Clemons had been in ill health in recent years, suffering
back and hip problems. He had double knee-replacement surgery
in 2008, and walked for the first time in three months when
Springsteen and the E Street Band played the Super Bowl early
in 2009. The band's eight-month world tour that year was "pure
hell," he told Rolling Stone earlier this year.
Clemons was born Jan. 11, 1942 in Norfolk, Virginia, and
played saxophone in high school where he was also a promising
football player. A car crash ended his professional sporting
dreams, and he went on to become a social worker, family man
and barroom rocker.
His first meeting with Springsteen was auspicious. Clemons
had heard about a hot young rocker on the Asbury Park, New
Jersey, scene, and walked into one of his club shows on a
bitterly windy night. A gust of wind ripped the door from his
hand, and it flew down the street. All eyes turned to Clemons,
and Springsteen readily agreed when he asked to sit in with
"When I first walked on that stage and hit the first note,
I saw things that are happening today, then," he told Reuters
in 2009. "I knew that he (Springsteen) was what I was looking
for and I was what he was looking for to take that next step to
the big time. It was just love, man, at first sight."

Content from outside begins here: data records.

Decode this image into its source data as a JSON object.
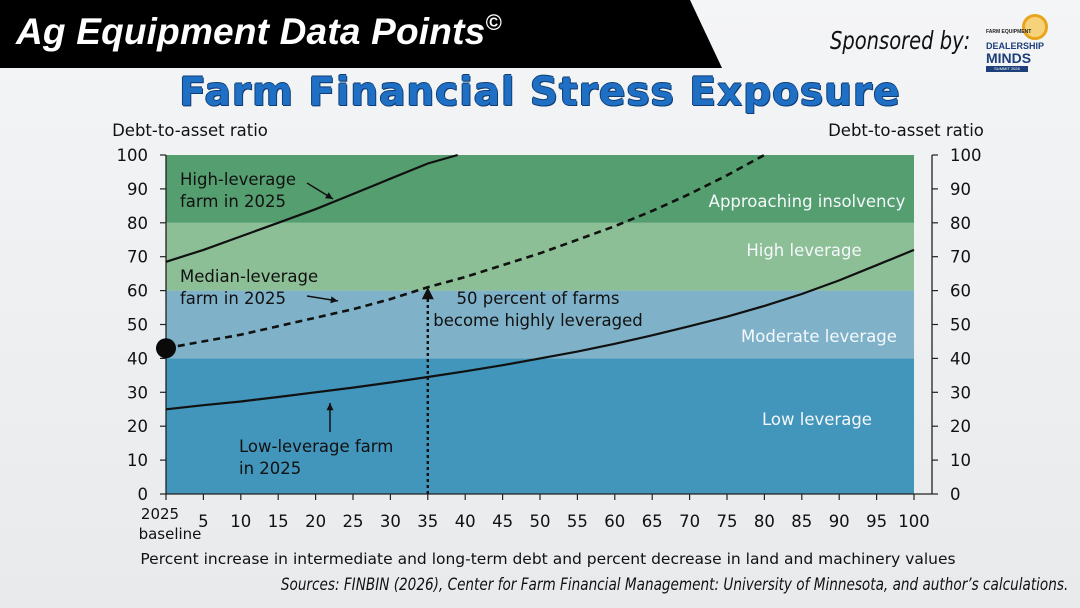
{
  "header": {
    "title": "Ag Equipment Data Points",
    "copyright_mark": "©"
  },
  "sponsor": {
    "label": "Sponsored by:",
    "logo": {
      "icon": "lightbulb-icon",
      "small_text": "FARM EQUIPMENT",
      "line1": "DEALERSHIP",
      "line2": "MINDS",
      "band": "SUMMIT 2026"
    }
  },
  "chart_title": "Farm Financial Stress Exposure",
  "sources": "Sources: FINBIN (2026), Center for Farm Financial Management: University of Minnesota, and author’s calculations.",
  "colors": {
    "title_blue": "#1f6fc5",
    "zone_low": "#4295bb",
    "zone_moderate": "#7fb2c9",
    "zone_high": "#8dbf97",
    "zone_insolvency": "#559e6f"
  },
  "chart_data": {
    "type": "line",
    "xlabel": "Percent increase in intermediate and long-term debt and percent decrease in land and machinery values",
    "ylabel_left": "Debt-to-asset ratio",
    "ylabel_right": "Debt-to-asset ratio",
    "xlim": [
      0,
      100
    ],
    "ylim": [
      0,
      100
    ],
    "x_ticks": [
      5,
      10,
      15,
      20,
      25,
      30,
      35,
      40,
      45,
      50,
      55,
      60,
      65,
      70,
      75,
      80,
      85,
      90,
      95,
      100
    ],
    "x_first_tick_label": [
      "2025",
      "baseline"
    ],
    "y_ticks": [
      0,
      10,
      20,
      30,
      40,
      50,
      60,
      70,
      80,
      90,
      100
    ],
    "zones": [
      {
        "name": "Low leverage",
        "from": 0,
        "to": 40
      },
      {
        "name": "Moderate leverage",
        "from": 40,
        "to": 60
      },
      {
        "name": "High leverage",
        "from": 60,
        "to": 80
      },
      {
        "name": "Approaching insolvency",
        "from": 80,
        "to": 100
      }
    ],
    "series": [
      {
        "name": "High-leverage farm in 2025",
        "style": "solid",
        "x": [
          0,
          5,
          10,
          15,
          20,
          25,
          30,
          35,
          39
        ],
        "y": [
          68.5,
          72,
          76,
          80,
          84,
          88.5,
          93,
          97.5,
          100
        ]
      },
      {
        "name": "Median-leverage farm in 2025",
        "style": "dashed",
        "x": [
          0,
          5,
          10,
          15,
          20,
          25,
          30,
          35,
          40,
          45,
          50,
          55,
          60,
          65,
          70,
          75,
          80
        ],
        "y": [
          43,
          45,
          47,
          49.5,
          52,
          54.5,
          57.5,
          61,
          64,
          67.5,
          71,
          75,
          79,
          83.5,
          88.5,
          94,
          100
        ]
      },
      {
        "name": "Low-leverage farm in 2025",
        "style": "solid",
        "x": [
          0,
          5,
          10,
          15,
          20,
          25,
          30,
          35,
          40,
          45,
          50,
          55,
          60,
          65,
          70,
          75,
          80,
          85,
          90,
          95,
          100
        ],
        "y": [
          25,
          26.2,
          27.3,
          28.6,
          30,
          31.4,
          32.9,
          34.5,
          36.2,
          38,
          40,
          42,
          44.3,
          46.8,
          49.5,
          52.3,
          55.5,
          59,
          63,
          67.5,
          72
        ]
      }
    ],
    "baseline_marker": {
      "x": 0,
      "y": 43
    },
    "vertical_marker": {
      "x": 35,
      "y_from": 0,
      "y_to": 61
    },
    "annotations": [
      {
        "lines": [
          "High-leverage",
          "farm in 2025"
        ]
      },
      {
        "lines": [
          "Median-leverage",
          "farm in 2025"
        ]
      },
      {
        "lines": [
          "Low-leverage farm",
          "in 2025"
        ]
      },
      {
        "lines": [
          "50 percent of farms",
          "become highly leveraged"
        ]
      }
    ]
  }
}
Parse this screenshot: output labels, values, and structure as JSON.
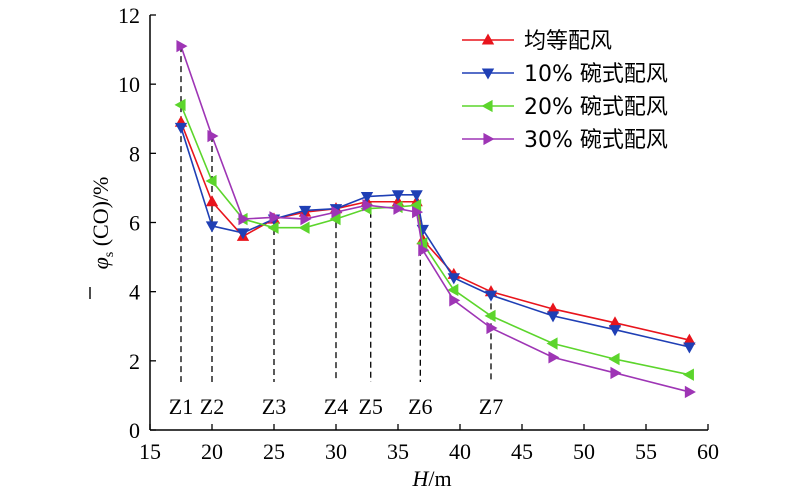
{
  "chart_data": {
    "type": "line",
    "xlabel_italic": "H",
    "xlabel_rest": "/m",
    "ylabel_symbol": "φ",
    "ylabel_subscript": "s",
    "ylabel_rest": " (CO)/%",
    "xlim": [
      15,
      60
    ],
    "ylim": [
      0,
      12
    ],
    "xticks": [
      15,
      20,
      25,
      30,
      35,
      40,
      45,
      50,
      55,
      60
    ],
    "yticks": [
      0,
      2,
      4,
      6,
      8,
      10,
      12
    ],
    "grid": false,
    "legend_position": "top-right",
    "series": [
      {
        "name": "均等配风",
        "color": "#e8141c",
        "marker": "triangle-up",
        "x": [
          17.5,
          20,
          22.5,
          25,
          27.5,
          30,
          32.5,
          35,
          36.5,
          37,
          39.5,
          42.5,
          47.5,
          52.5,
          58.5
        ],
        "y": [
          8.9,
          6.6,
          5.6,
          6.1,
          6.3,
          6.4,
          6.6,
          6.6,
          6.6,
          5.5,
          4.5,
          4.0,
          3.5,
          3.1,
          2.6
        ]
      },
      {
        "name": "10% 碗式配风",
        "color": "#1f3fb5",
        "marker": "triangle-down",
        "x": [
          17.5,
          20,
          22.5,
          25,
          27.5,
          30,
          32.5,
          35,
          36.5,
          37,
          39.5,
          42.5,
          47.5,
          52.5,
          58.5
        ],
        "y": [
          8.75,
          5.9,
          5.7,
          6.1,
          6.35,
          6.4,
          6.75,
          6.8,
          6.8,
          5.8,
          4.4,
          3.9,
          3.3,
          2.9,
          2.4
        ]
      },
      {
        "name": "20% 碗式配风",
        "color": "#5cd52c",
        "marker": "triangle-left",
        "x": [
          17.5,
          20,
          22.5,
          25,
          27.5,
          30,
          32.5,
          35,
          36.5,
          37,
          39.5,
          42.5,
          47.5,
          52.5,
          58.5
        ],
        "y": [
          9.4,
          7.2,
          6.1,
          5.85,
          5.85,
          6.1,
          6.4,
          6.45,
          6.5,
          5.4,
          4.05,
          3.3,
          2.5,
          2.05,
          1.6
        ]
      },
      {
        "name": "30% 碗式配风",
        "color": "#9e35b5",
        "marker": "triangle-right",
        "x": [
          17.5,
          20,
          22.5,
          25,
          27.5,
          30,
          32.5,
          35,
          36.5,
          37,
          39.5,
          42.5,
          47.5,
          52.5,
          58.5
        ],
        "y": [
          11.1,
          8.5,
          6.1,
          6.15,
          6.1,
          6.3,
          6.5,
          6.4,
          6.3,
          5.2,
          3.75,
          2.95,
          2.1,
          1.65,
          1.1
        ]
      }
    ],
    "zones": [
      {
        "label": "Z1",
        "x": 17.5,
        "y": 11.1
      },
      {
        "label": "Z2",
        "x": 20,
        "y": 8.5
      },
      {
        "label": "Z3",
        "x": 25,
        "y": 6.1
      },
      {
        "label": "Z4",
        "x": 30,
        "y": 6.3
      },
      {
        "label": "Z5",
        "x": 32.8,
        "y": 6.6
      },
      {
        "label": "Z6",
        "x": 36.8,
        "y": 5.5
      },
      {
        "label": "Z7",
        "x": 42.5,
        "y": 3.95
      }
    ]
  }
}
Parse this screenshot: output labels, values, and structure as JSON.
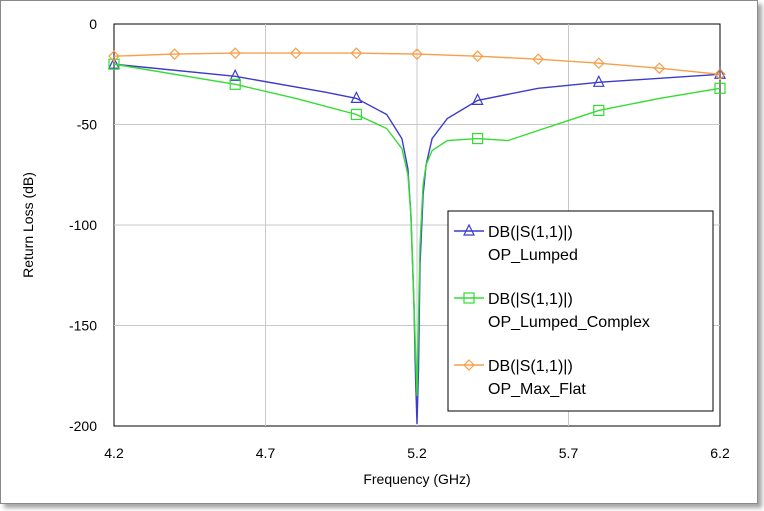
{
  "chart_data": {
    "type": "line",
    "title": "",
    "xlabel": "Frequency (GHz)",
    "ylabel": "Return Loss (dB)",
    "xlim": [
      4.2,
      6.2
    ],
    "ylim": [
      -200,
      0
    ],
    "x_ticks": [
      "4.2",
      "4.7",
      "5.2",
      "5.7",
      "6.2"
    ],
    "y_ticks": [
      "0",
      "-50",
      "-100",
      "-150",
      "-200"
    ],
    "grid": true,
    "legend_position": "bottom-right",
    "series": [
      {
        "name": "DB(|S(1,1)|)",
        "name2": "OP_Lumped",
        "color": "#3b3bcc",
        "marker": "triangle",
        "x": [
          4.2,
          4.6,
          4.9,
          5.0,
          5.1,
          5.15,
          5.17,
          5.18,
          5.19,
          5.195,
          5.2,
          5.205,
          5.21,
          5.22,
          5.23,
          5.25,
          5.3,
          5.4,
          5.6,
          5.8,
          6.2
        ],
        "y": [
          -20,
          -26,
          -34,
          -37,
          -45,
          -57,
          -72,
          -95,
          -140,
          -175,
          -199,
          -172,
          -120,
          -85,
          -70,
          -57,
          -47,
          -38,
          -32,
          -29,
          -25
        ],
        "marker_x": [
          4.2,
          4.6,
          5.0,
          5.4,
          5.8,
          6.2
        ]
      },
      {
        "name": "DB(|S(1,1)|)",
        "name2": "OP_Lumped_Complex",
        "color": "#33dd33",
        "marker": "square",
        "x": [
          4.2,
          4.6,
          4.8,
          5.0,
          5.1,
          5.15,
          5.17,
          5.18,
          5.19,
          5.2,
          5.21,
          5.22,
          5.23,
          5.25,
          5.3,
          5.4,
          5.5,
          5.6,
          5.8,
          6.0,
          6.2
        ],
        "y": [
          -20,
          -30,
          -37,
          -45,
          -52,
          -62,
          -75,
          -95,
          -140,
          -185,
          -110,
          -80,
          -70,
          -63,
          -58,
          -57,
          -58,
          -53,
          -43,
          -37,
          -32
        ],
        "marker_x": [
          4.2,
          4.6,
          5.0,
          5.4,
          5.8,
          6.2
        ]
      },
      {
        "name": "DB(|S(1,1)|)",
        "name2": "OP_Max_Flat",
        "color": "#f5a04a",
        "marker": "diamond",
        "x": [
          4.2,
          4.4,
          4.6,
          4.8,
          5.0,
          5.2,
          5.4,
          5.6,
          5.8,
          6.0,
          6.2
        ],
        "y": [
          -16,
          -15,
          -14.5,
          -14.5,
          -14.5,
          -15,
          -16,
          -17.5,
          -19.5,
          -22,
          -25
        ],
        "marker_x": [
          4.2,
          4.4,
          4.6,
          4.8,
          5.0,
          5.2,
          5.4,
          5.6,
          5.8,
          6.0,
          6.2
        ]
      }
    ]
  }
}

During sessions for Springsteen's 1975 breakthrough "Born
to Run," Clemons spent 16 hours recording his solo on
"Jungleland," the nine-minute track that closes the album.
"Creating is like religion," Clemons said later of the
marathon session. "I was willing to relinquish myself to him
(Springsteen). I've had people say to me, 'That sax solo saved
my life.' So I did my job."
Clemons was used more sparingly in later years as
Springsteen opted to emphasize the guitars (1978's "Darkness on
the Edge of Town") or recorded largely solo (1982's "Nebraska"
and 1987's "Tunnel of Love").
In 2009, he published his memoir, "Big Man: Real Life and
Tall Tales," co-written with his friend Don Reo.